Aims: To identify affected family members' (AFMs) experiences of barriers and facilitators to informal and formal help-seeking for themselves and on behalf of a close relative with alcohol and other drug (AOD) misuse. Methods: Qualitative study, informed by interpretative phenomenological analysis. Semi-structured, audio-recorded, telephone interviews were used to collect data from 31 AFMs. Results: AFMs experienced several overlapping and at times competing help-seeking obstacles and enablers in accessing informal and formal support for themselves and on behalf of their relative with AOD misuse, and these are reflected in two themes and associated sub-themes: barriers to help-seeking and facilitators to help-seeking.
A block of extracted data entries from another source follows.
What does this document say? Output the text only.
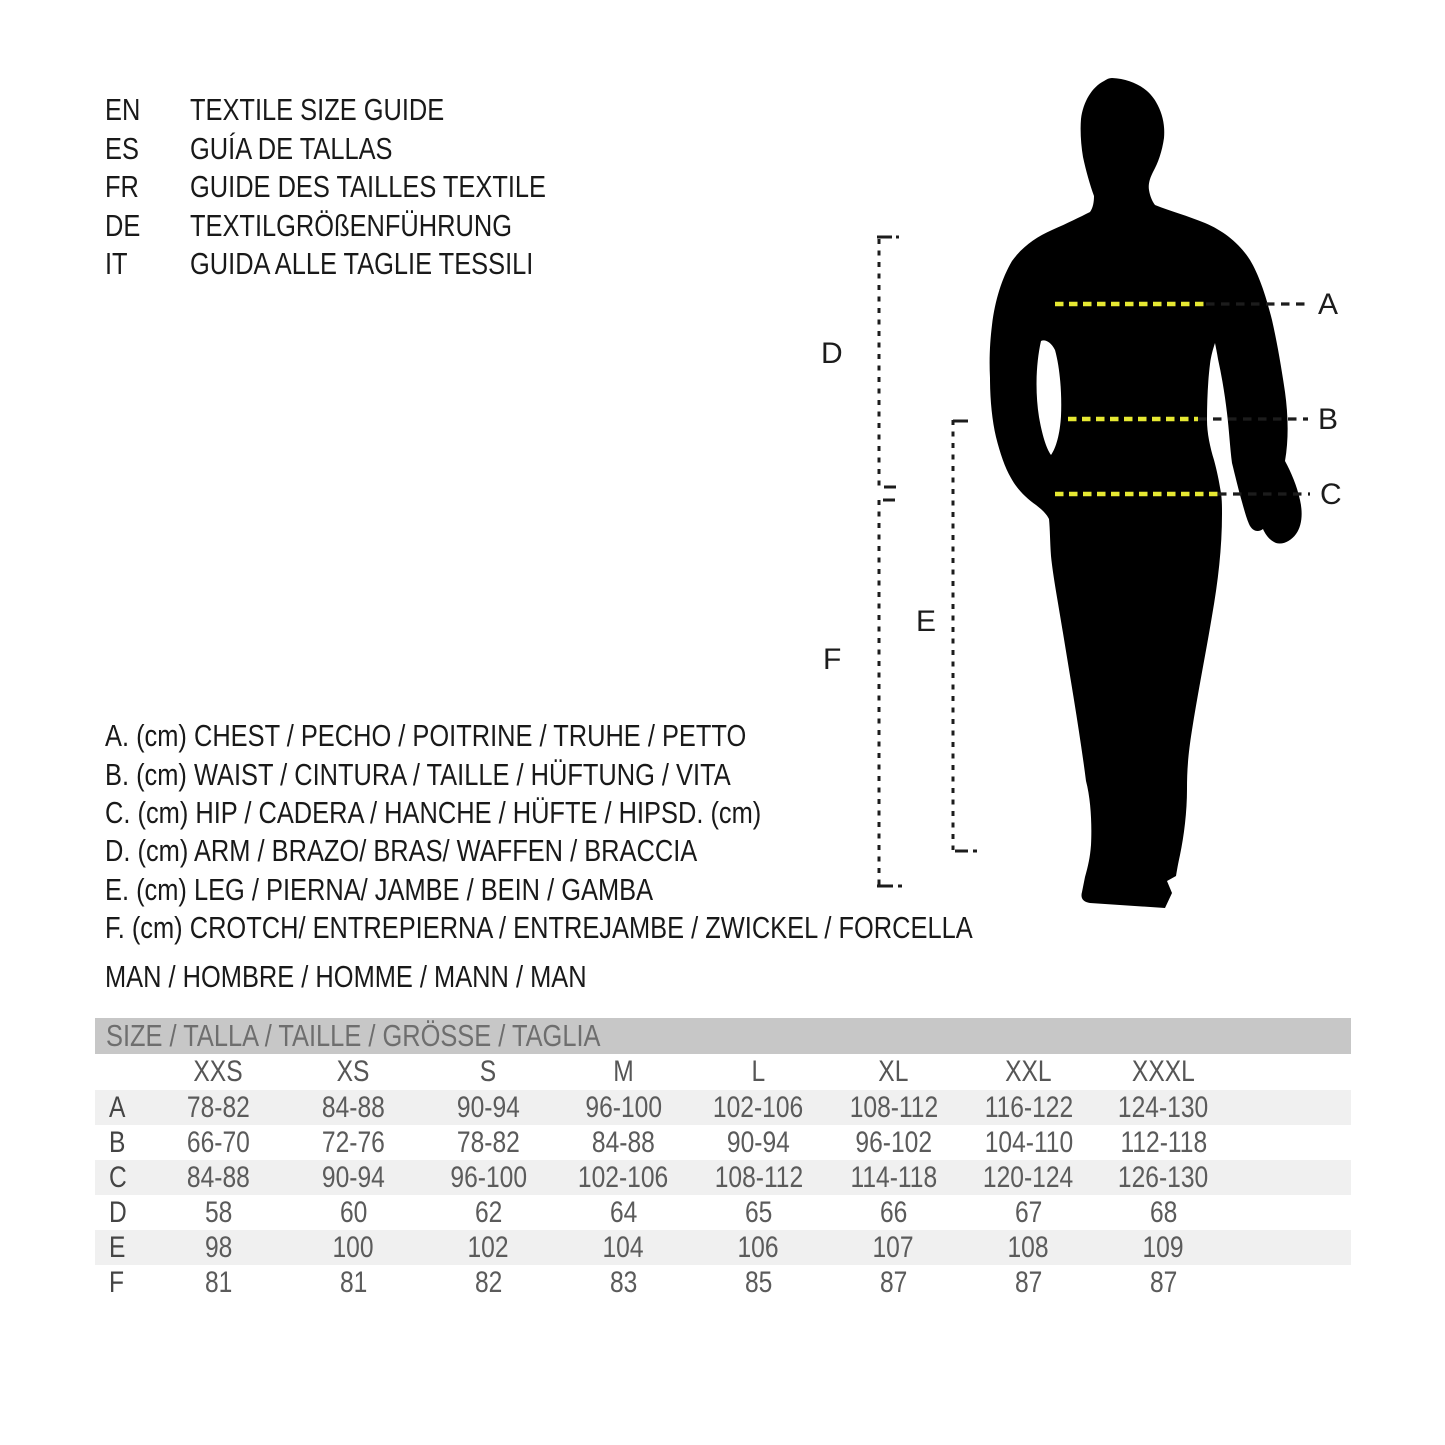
A
B
C
D
E
F
EN	TEXTILE SIZE GUIDE
ES	GUÍA DE TALLAS
FR	GUIDE DES TAILLES TEXTILE
DE	TEXTILGRÖßENFÜHRUNG
IT	GUIDA ALLE TAGLIE TESSILI
A. (cm) CHEST / PECHO / POITRINE / TRUHE / PETTO
B. (cm) WAIST / CINTURA / TAILLE / HÜFTUNG / VITA
C. (cm) HIP / CADERA / HANCHE / HÜFTE / HIPSD. (cm)
D. (cm) ARM / BRAZO/ BRAS/ WAFFEN / BRACCIA
E. (cm) LEG / PIERNA/ JAMBE / BEIN / GAMBA
F. (cm) CROTCH/ ENTREPIERNA / ENTREJAMBE / ZWICKEL / FORCELLA
MAN / HOMBRE / HOMME / MANN / MAN
SIZE / TALLA / TAILLE / GRÖSSE / TAGLIA
XXS	XS	S	M	L	XL	XXL	XXXL
A 78-82 84-88 90-94 96-100 102-106 108-112 116-122 124-130
B 66-70 72-76 78-82 84-88 90-94 96-102 104-110 112-118
C 84-88 90-94 96-100 102-106 108-112 114-118 120-124 126-130
D	58	60	62	64	65	66	67	68
E	98	100	102	104	106	107	108	109
F	81	81	82	83	85	87	87	87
Five help-seeking barriers were abstracted from the data: Stigma discourages help-seeking, Difficulty locating informal and formal support services, Previous negative AOD service help-seeking experiences deter subsequent help-seeking, Hopelessness inhibits help-seeking, and Feeling undervalued as an AFM. Three help-seeking facilitators were abstracted from the data: Previous positive help-seeking experiences increase future help-seeking, Overcoming shame and isolation and being open with trusted significant others, and Persevering in help-seeking. Conclusions: AFMs who access informal and formal help sources for themselves, and on behalf of their relative, are more likely to sustain their important support-giving role. Measures to strengthen AFMs' capacity and willingness to support their relative should be founded on an understanding of factors that affect their own help-seeking in addition to those encountered when help-seeking on behalf of their relative. Our findings have implications for the visibility of AOD services and informal support groups on the Internet, organisational culture of some AOD services, valuing the contributions of AFMs, and protecting AFMs and their relatives' privacy. Our findings also have implications for reducing public stigma of AOD misuse, changing some AFMs' scepticism about treatment outcomes, and reinforcing and enhancing AFMs' skills in persevering with help-seeking.